Les lieux de stationnement
Beaucoup d'accidents impliquent des skieurs à l'arrêt. Il convient de ne pas arrêter son groupe dans un lieu de passage ou dans une portion où l'on n'est pas visible pour un skieur situé au-dessus de nous : ne pas stationner au milieu de la piste, en contrebas d'une bosse, à un croisement de deux pistes, en haut de l'arrivée d'une remontée mécanique, dans un virage. Il faut aussi imposer aux enfants de s'arrêter en-dessous du groupe pour éviter tout risque de collision.
Remontées mécaniques
- Le téléski. L'adulte doit toujours partir le dernier de manière à s'apercevoir d'une chute éventuelle d'un enfant. Cette disposition peut être négligée dans le cas d'un téléski très court. Il faut parfois s'assurer que l'arrivée au sommet se fera sans encombre et donner des points de repères sur le moment où lâcher la perche, inciter à dégager au plus vite l'aire d'arrivée. Il faut donner des consignes strictes : enlever les dragonnes, ne pas lâcher la perche en route sauf en cas de chute, dégager le passage et attendre du bon côté en cas de chute, ne pas slalomer... Avec de jeunes enfants ou avec des débutants, l'aide des employés des remontées est précieuse. ne pas hésiter à leur signaler les difficultés prévisibles des enfants.
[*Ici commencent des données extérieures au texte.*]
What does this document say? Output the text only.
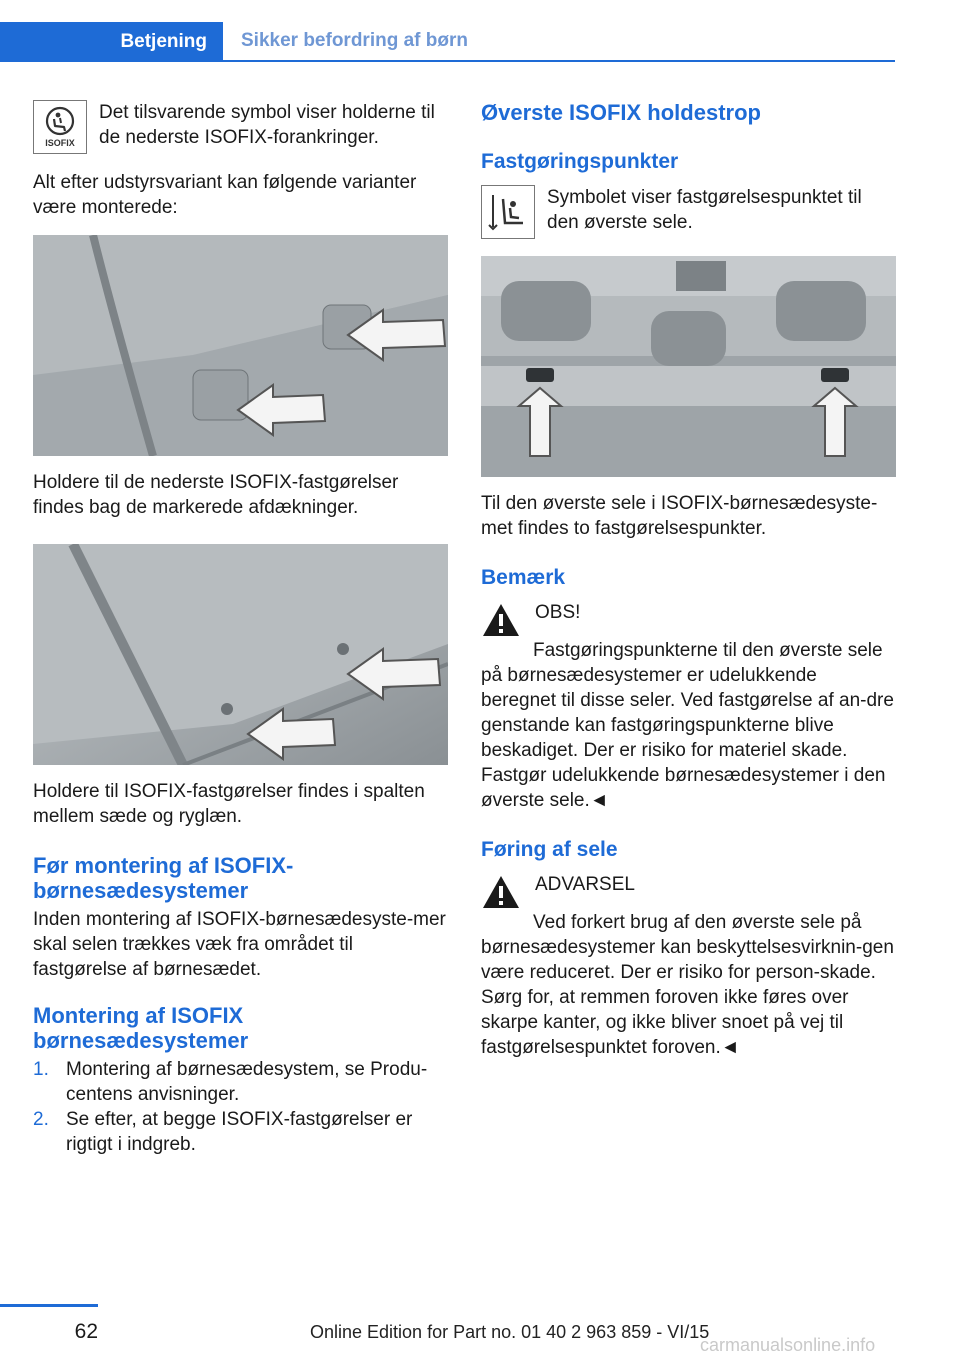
Betjening	Sikker befordring af børn
ISOFIX

Det tilsvarende symbol viser holderne til de nederste ISOFIX-forankringer.

Alt efter udstyrsvariant kan følgende varianter være monterede:

Holdere til de nederste ISOFIX-fastgørelser findes bag de markerede afdækninger.

Holdere til ISOFIX-fastgørelser findes i spalten mellem sæde og ryglæn.

Før montering af ISOFIX-børnesædesystemer

Inden montering af ISOFIX-børnesædesyste-mer skal selen trækkes væk fra området til fastgørelse af børnesædet.

Montering af ISOFIX børnesædesystemer
1. Montering af børnesædesystem, se Produ-centens anvisninger.
2. Se efter, at begge ISOFIX-fastgørelser er rigtigt i indgreb.
Øverste ISOFIX holdestrop
Fastgøringspunkter

Symbolet viser fastgørelsespunktet til den øverste sele.

Til den øverste sele i ISOFIX-børnesædesyste-met findes to fastgørelsespunkter.

Bemærk

OBS!

Fastgøringspunkterne til den øverste sele på børnesædesystemer er udelukkende beregnet til disse seler. Ved fastgørelse af an-dre genstande kan fastgøringspunkterne blive beskadiget. Der er risiko for materiel skade. Fastgør udelukkende børnesædesystemer i den øverste sele.◄

Føring af sele

ADVARSEL

Ved forkert brug af den øverste sele på børnesædesystemer kan beskyttelsesvirknin-gen være reduceret. Der er risiko for person-skade. Sørg for, at remmen foroven ikke føres over skarpe kanter, og ikke bliver snoet på vej til fastgørelsespunktet foroven.◄

62	Online Edition for Part no. 01 40 2 963 859 - VI/15
carmanualsonline.info
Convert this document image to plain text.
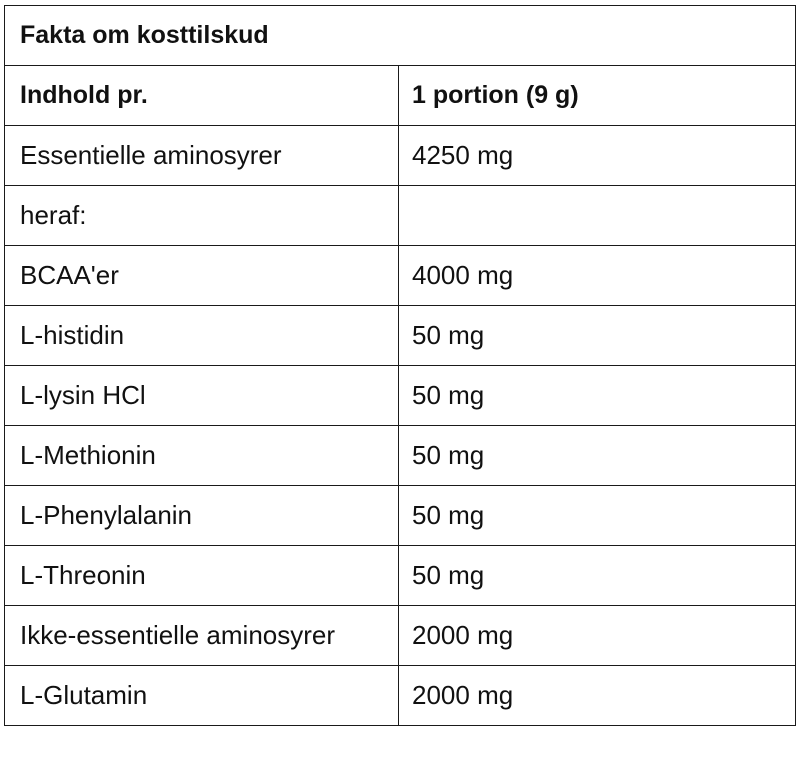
Fakta om kosttilskud	
Indhold pr.	1 portion (9 g)
Essentielle aminosyrer	4250 mg
heraf:	
BCAA'er	4000 mg
L-histidin	50 mg
L-lysin HCl	50 mg
L-Methionin	50 mg
L-Phenylalanin	50 mg
L-Threonin	50 mg
Ikke-essentielle aminosyrer	2000 mg
L-Glutamin	2000 mg
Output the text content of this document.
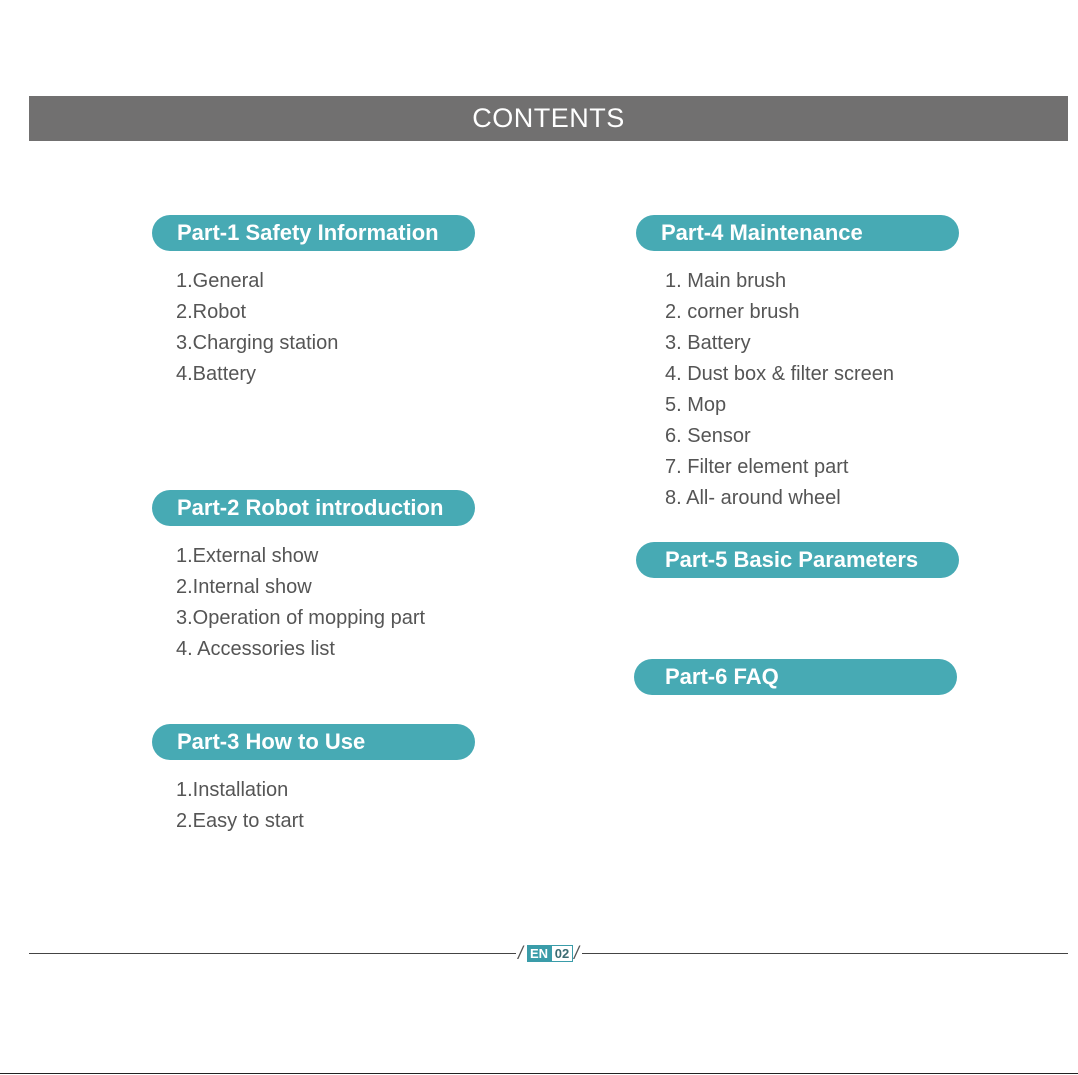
CONTENTS
Part-1 Safety Information
1.General
2.Robot
3.Charging station
4.Battery
Part-2 Robot introduction
1.External show
2.Internal show
3.Operation of mopping part
4. Accessories list
Part-3 How to Use
1.Installation
2.Easy to start
Part-4 Maintenance
1. Main brush
2. corner brush
3. Battery
4. Dust box & filter screen
5. Mop
6. Sensor
7. Filter element part
8. All- around wheel
Part-5 Basic Parameters
Part-6 FAQ
/ EN 02 /
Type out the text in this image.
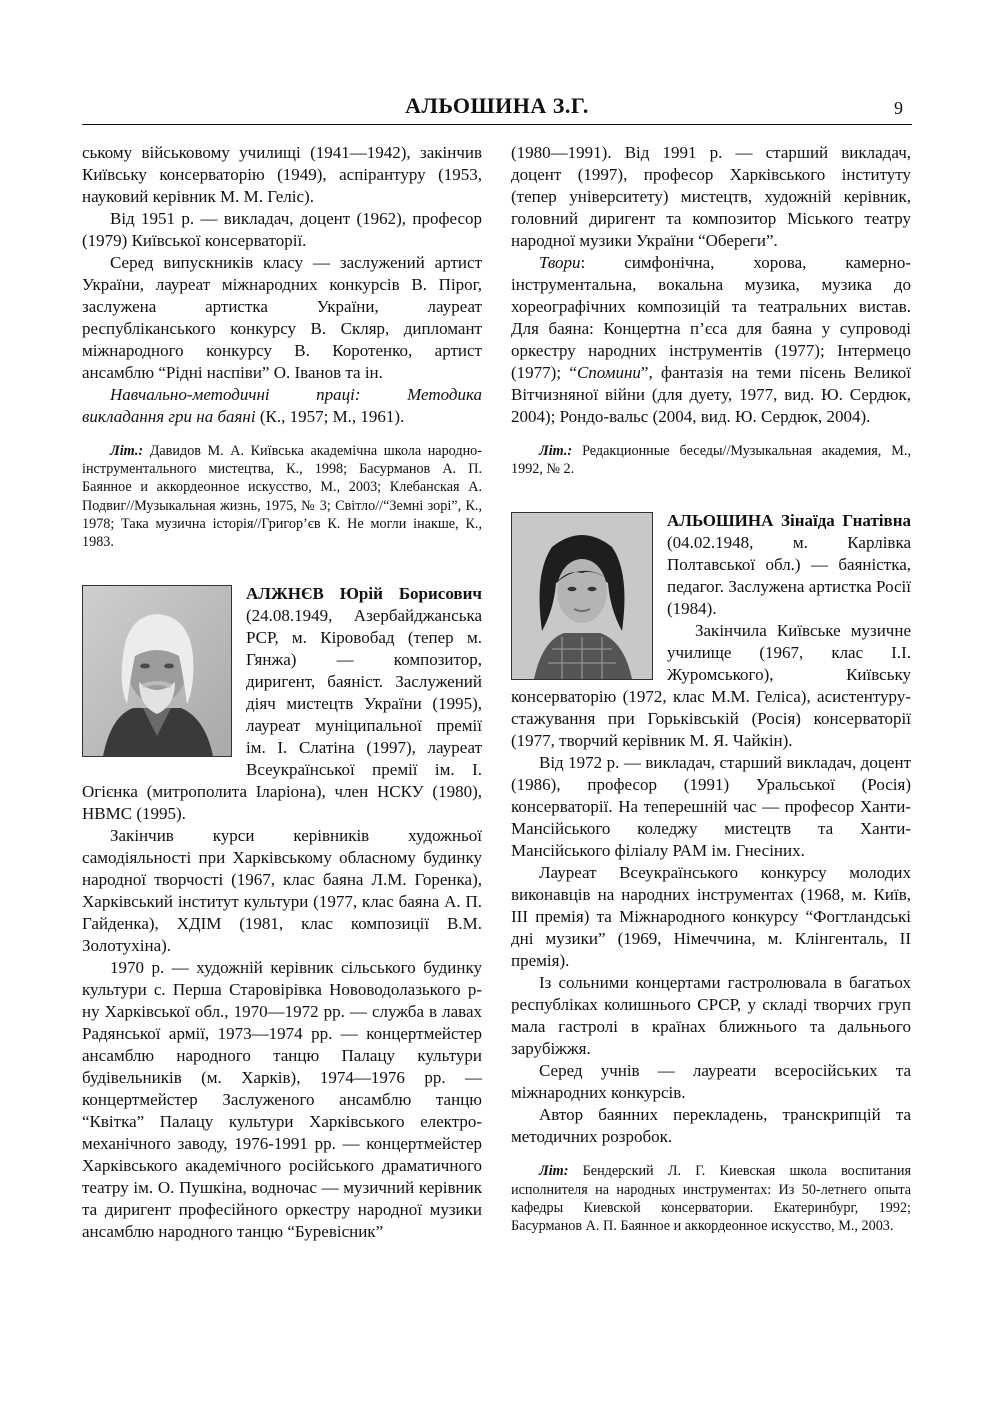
АЛЬОШИНА З.Г.	9

ському військовому училищі (1941—1942), закінчив Київську консерваторію (1949), аспірантуру (1953, науковий керівник М. М. Геліс).

Від 1951 р. — викладач, доцент (1962), професор (1979) Київської консерваторії.

Серед випускників класу — заслужений артист України, лауреат міжнародних конкурсів В. Пірог, заслужена артистка України, лауреат республіканського конкурсу В. Скляр, дипломант міжнародного конкурсу В. Коротенко, артист ансамблю “Рідні наспіви” О. Іванов та ін.

Навчально-методичні праці: Методика викладання гри на баяні (К., 1957; М., 1961).

Літ.: Давидов М. А. Київська академічна школа народно-інструментального мистецтва, К., 1998; Басурманов А. П. Баянное и аккордеонное искусство, М., 2003; Клебанская А. Подвиг//Музыкальная жизнь, 1975, № 3; Світло//“Земні зорі”, К., 1978; Така музична історія//Григор’єв К. Не могли інакше, К., 1983.

АЛЖНЄВ Юрій Борисович (24.08.1949, Азербайджанська РСР, м. Кіровобад (тепер м. Гянжа) — композитор, диригент, баяніст. Заслужений діяч мистецтв України (1995), лауреат муніципальної премії ім. І. Слатіна (1997), лауреат Всеукраїнської премії ім. І. Огієнка (митрополита Іларіона), член НСКУ (1980), НВМС (1995).

Закінчив курси керівників художньої самодіяльності при Харківському обласному будинку народної творчості (1967, клас баяна Л.М. Горенка), Харківський інститут культури (1977, клас баяна А. П. Гайденка), ХДІМ (1981, клас композиції В.М. Золотухіна).

1970 р. — художній керівник сільського будинку культури с. Перша Старовірівка Нововодолазького р-ну Харківської обл., 1970—1972 рр. — служба в лавах Радянської армії, 1973—1974 рр. — концертмейстер ансамблю народного танцю Палацу культури будівельників (м. Харків), 1974—1976 рр. — концертмейстер Заслуженого ансамблю танцю “Квітка” Палацу культури Харківського електро-механічного заводу, 1976-1991 рр. — концертмейстер Харківського академічного російського драматичного театру ім. О. Пушкіна, водночас — музичний керівник та диригент професійного оркестру народної музики ансамблю народного танцю “Буревісник”

(1980—1991). Від 1991 р. — старший викладач, доцент (1997), професор Харківського інституту (тепер університету) мистецтв, художній керівник, головний диригент та композитор Міського театру народної музики України “Обереги”.

Твори: симфонічна, хорова, камерно-інструментальна, вокальна музика, музика до хореографічних композицій та театральних вистав. Для баяна: Концертна п’єса для баяна у супроводі оркестру народних інструментів (1977); Інтермецо (1977); “Спомини”, фантазія на теми пісень Великої Вітчизняної війни (для дуету, 1977, вид. Ю. Сердюк, 2004); Рондо-вальс (2004, вид. Ю. Сердюк, 2004).

Літ.: Редакционные беседы//Музыкальная академия, М., 1992, № 2.

АЛЬОШИНА Зінаїда Гнатівна (04.02.1948, м. Карлівка Полтавської обл.) — баяністка, педагог. Заслужена артистка Росії (1984).

Закінчила Київське музичне училище (1967, клас І.І. Журомського), Київську консерваторію (1972, клас М.М. Геліса), асистентуру-стажування при Горьківській (Росія) консерваторії (1977, творчий керівник М. Я. Чайкін).

Від 1972 р. — викладач, старший викладач, доцент (1986), професор (1991) Уральської (Росія) консерваторії. На теперешній час — професор Ханти-Мансійського коледжу мистецтв та Ханти-Мансійського філіалу РАМ ім. Гнесіних.

Лауреат Всеукраїнського конкурсу молодих виконавців на народних інструментах (1968, м. Київ, ІІІ премія) та Міжнародного конкурсу “Фогтландські дні музики” (1969, Німеччина, м. Клінгенталь, ІІ премія).

Із сольними концертами гастролювала в багатьох республіках колишнього СРСР, у складі творчих груп мала гастролі в країнах ближнього та дальнього зарубіжжя.

Серед учнів — лауреати всеросійських та міжнародних конкурсів.

Автор баянних перекладень, транскрипцій та методичних розробок.

Літ: Бендерский Л. Г. Киевская школа воспитания исполнителя на народных инструментах: Из 50-летнего опыта кафедры Киевской консерватории. Екатеринбург, 1992; Басурманов А. П. Баянное и аккордеонное искусство, М., 2003.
- Le télésiège. Quand cela est possible, éviter de laisser les enfants jeunes ou débutants prendre seuls le télésiège mais s'assurer le concours d'un adulte. Donner des consignes précises, en particulier par rapport à l'abaissement et au relèvement de la barre de protection, des points de repères sur la longueur de la remontée.
- Les files d'attente. Imposer d'arriver à vitesse réduite près des queues et s'arrêter avant de s'inclure dans la file.
Matériel
- Les fixations doivent être vérifiées avant la séance, toutefois un tournevis peut rendre des services sur les pistes.
- Les crochets des chaussures doivent être serrés : c'est un facteur de sécurité et cela évite d'autre part un mauvais positionnement en arrière amenant des défauts et une fatigue accrue.
- S'ils facilitent le pivotement pour les débutants. des skis trop courts ne permettent pas une bonne accroche sur les neiges dures, compromettent l'équilibre avant/arrière et donnent un sentiment justifié d'insécurité à grande vitesse. Les skis trop longs sont rares.
- Pour les deux ou trois premières séances, au moins, les débutants n'ont pas besoin de bâtons. Veiller ensuite à les choisir adaptés – environ les 3/4 de la taille.
Organiser la sécurité
Par Daniel Coz et Christophe Rampert
Pour garantir la sécurité et le bon déroulement de l'activité, un temps de formation des animateurs est indispensable dès le début du séjour. Il peut comporter deux aspects : aller ensemble repérer le terrain et jauger les différentes difficultés. On en profitera pour un rappel des différentes règles de sécurité et de secours sur piste, on repérera le poste de secours et les éventuels endroits dangereux. Les recommandations suivantes peuvent être données moyennant une adaptation toujours nécessaire aux lieux et aux circonstances propres au séjour, à la compétence de chaque animateur.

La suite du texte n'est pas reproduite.